Georges Plassat, PDG de Carrefour, s’est plaint dans le Figaro « d’une guerre des prix qui fragilise l’emploi et se termine sur des ruines ». Partagez-vous son avis?

Il est normal de constater le caractère stupide de la guerre des prix. C’est une guerre sans vainqueur, tout le monde perd. Cette guerre des prix tire tout le monde vers le bas. Elle est un phénomène multifactoriel. Le premier facteur est la rivalité entre les grands de la distribution. Leclerc clame sa différence en ayant toujours dit qu’il était le moins cher. Il a gagné des parts de marchés par rapport aux autres qui étaient positionnés différemment. Cette guerre des prix n’est pas soutenue par un avantage compétitif véritable. Tous les grands groupes ont la même taille et des centrales d’achat comparables. 

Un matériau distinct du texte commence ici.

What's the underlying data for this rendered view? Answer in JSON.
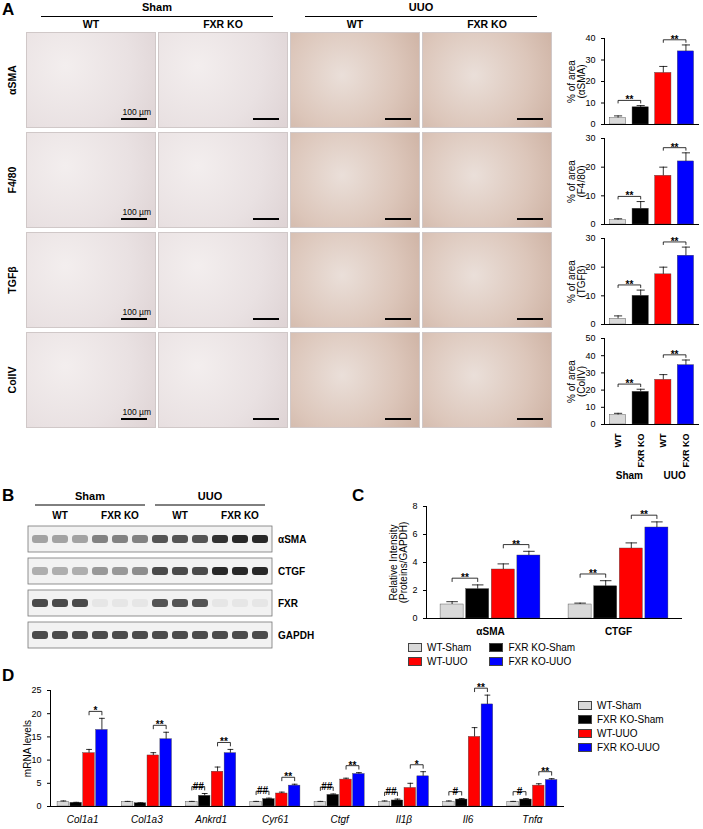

Le deuxième facteur est qu’au cours des 30 dernières années, les grands de la distribution ont tué les marques.  Ils ont scié les branches sur lesquelles ils étaient assis. Ils ont tués les références classiques de la marque. Les prix ont été tirés vers le bas. Ils n’ont pas été soutenus grâce à un produit marketing. Il est donc impossible de vendre de la valeur. Il ne reste qu’à se positionner sur les prix avec un raisonnement court-termiste.

Le troisième facteur est l’apparition du low-cost. Il y a 7 ans, on anticipait que les parts du hard-discount représenteraient de 20 à 25% dans la grande distribution française. Ils représentent aujourd’hui en fait 12 à 13%. Le low-cost ne progresse plus mais régresse même. Les grands de la distribution ont créés des rayons internes pour concurrencer le low-cost. Le différentiel de prix entre hard discount et grande distribution s’est évanoui. La grande distribution classique est venue sur les plates-formes du hard discount alors qu’au contraire le low-cost est monté en gamme. 

Comment sortir de cette guerre des prix?

Le problème si on veut en sortir est d’avoir l’intelligence collective de laisser remonter progressivement les prix. Par exemple en 2011, dans les télécoms, la TVA est passée de 5,5% à 19,6%. SFR et Orange ont augmenté leurs tarifs. Bouygues n’a pas répercuté la hausse. 2 jours après, les autres opérateurs se sont alignés et n’ont pas augmentés leurs forfaits. Ils ont sacrifié 15 points de marges pour un avantage au final éphémère.

Quelles conséquences cette guerre des prix engendre-t-elle sur l’emploi en France?

Cette guerre des prix a des conséquences dramatiques. Pas tant pour la grande distribution qui est en position de force car le consommateur est bien obligé d’aller faire ses courses alors qu’il y a une consolidation du secteur. Cette situation est dramatique pour les PME et les agriculteurs qui sont les fournisseurs de la grande distribution. Le constat est assez noir : le contexte macro-économique libéral favorise la concurrence en Europe. Tout ce qui ressemble de près ou de loin à des ententes économiques sont sanctionnées. Pourtant quel est le bénéfice d’un système ultralibéral? Le consommateur y gagne dans un premier temps avec une réduction des prix mais dans un deuxième temps, …il n’a plus de travail.